Il ciclopico contributo del mondo austro-tedesco (ma anche dei paesi ad esso legati per motivi storici, geografici e culturali) alla storia della musica europea, non deve tradursi in un ostacolo alla ricerca e ad un approfondito studio degli autori di altri paesi che hanno comunque lasciato un’orma indelebile nella secolare “colonna sonora” della nostra Europa. Ma qui, ovviamente, non vogliamo parlare degli italiani Scarlatti, Boccherini e Vivaldi o, ancora, di Verdi, Donizetti e Bellini. Né dei grandi musicisti russi e dei paesi dell’Europa centro-orientale. Ci pare invece opportuno cercare di ridare lustro ad alcuni “grandi”, in parte sepolti – sembrerebbe – dalla polvere dell’oblio. E proveremo dunque a parlare, in questo articolo, di Olivier Messiaen, organista e compositore francese del secolo scorso, cultore di quella musica sacra che era iniziata prima ancora del tempo dei Canti Gregoriani e di Bach ma al contempo sperimentatore di nuovi strumenti e valente studioso di ornitologia. Una passione che lo condusse a girare più volte il mondo, assieme alla moglie, alla ricerca di uccelli non presenti in Europa e del loro canto, a noi ignoto, che traduceva in musica affidandosi ai flauti, agli oboi, agli ottavini, ai fagotti ma anche alle arpe, ai cembali e ovviamente all’organo.

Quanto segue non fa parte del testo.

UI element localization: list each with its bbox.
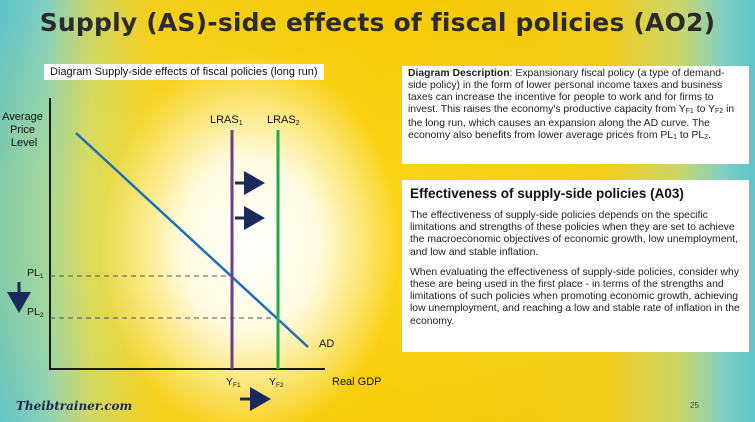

Messiaen va sicuramente considerato come un musicista tradizionale, grande conoscitore dell’organo che tutti noi associamo alla musica sacra e al misticismo celeste. Ma fu, al contempo, “maestro” di Pierre Boulez e di Karlheinz Stockhausen, esponenti della cosiddetta musica d’avanguardia e di quella dodecafonica in particolare. Fu infatti lui a staccarsi per primo, almeno in parte, dalla musica “tonale” basata, da Bach in poi, sulla centralità di un impianto armonico sulla cui base venivano elaborate le linee melodiche della musica. Quel principio della grammatica musicale che è la tonalità e che fu rivoluzionata, in particolare, da Boulez, Stockhausen, Maderna e da Varèse, Nono e Berio.
Messiaen, sosteneva Massimo Mila,
ha esercitato un’influenza determinante sulle più recenti generazioni, in particolare su Pierre Boulez, audacissimo e geniale sperimentatore di mezzi fonici inconsueti.

Animo gentile, organista titolare, fino alla morte, della chiesa della Sainte-Trinité a Parigi, Messiaen era nato nel 1908 e, all’età di 32 anni, dopo l’invasione tedesca della Francia, fu fatto prigioniero e tradotto in un campo di lavoro in Germania, lo Stalag III di Goerlitz al confine con la Polonia. Qui, nonostante tutto, riuscì a comporre una delle sue opere più conosciute, il Quatuor pour la fin du temps, un quartetto in otto movimenti nel quale il timbro degli strumenti insiste sui toni malinconici che comunque richiamano la vena mistica, religiosa, quasi ‘francescana’ che sopravvive nell’animo del compositore.
Questa sorta di bipolarismo compositivo di Messiaen viene evidenziata anche dal musicologo e compositore torinese Nicola Campogrande che in un suo libro scrive come
i riferimenti della musica del passato, quella precedente alle avanguardie del Novecento, sembrino scivolati via.
Ma – aggiunge – nel contempo, qualcosa di estremamente familiare ci lega a quest’opera, come se la partitura sapesse toccarci corde più profonde, primordiali, rispetto a quelle che risuonano abitualmente dentro di noi in una sala da concerto.

Messiaen autore anche di molta musica da camera (con una predilezione per il clarinetto ed il violino) affermò che con la sua opera (compose anche una Sinfonia) intendeva
esprimere l’idea più importante, perché è posta al di sopra di ogni cosa, cioè l’esistenza della fede cattolica.
Questo, aggiungeva,
è l’aspetto della mia opera più solido e più nobile.
Questi proclami fideistici, ricorda il musicologo Guido Zaccagnini, suscitarono la feroce e volgare reazione di Francis Poulenc che definì le composizioni di Messiaen come “musica da bidet e da acquasantiera”. Quel Francis Poulenc che Mila definiva “smaliziato e monellesco” ridimensionando l’episodio ad una questione di “diversità di caratteri”. Al riguardo, infatti, anche il direttore e musicologo Kurt Pahlen ricordava come Poulenc (invidioso forse, poco diplomatico, certamente) avesse composto “musica parodistica, lieder grotteschi ed opere buffe…e alcuni concerti”.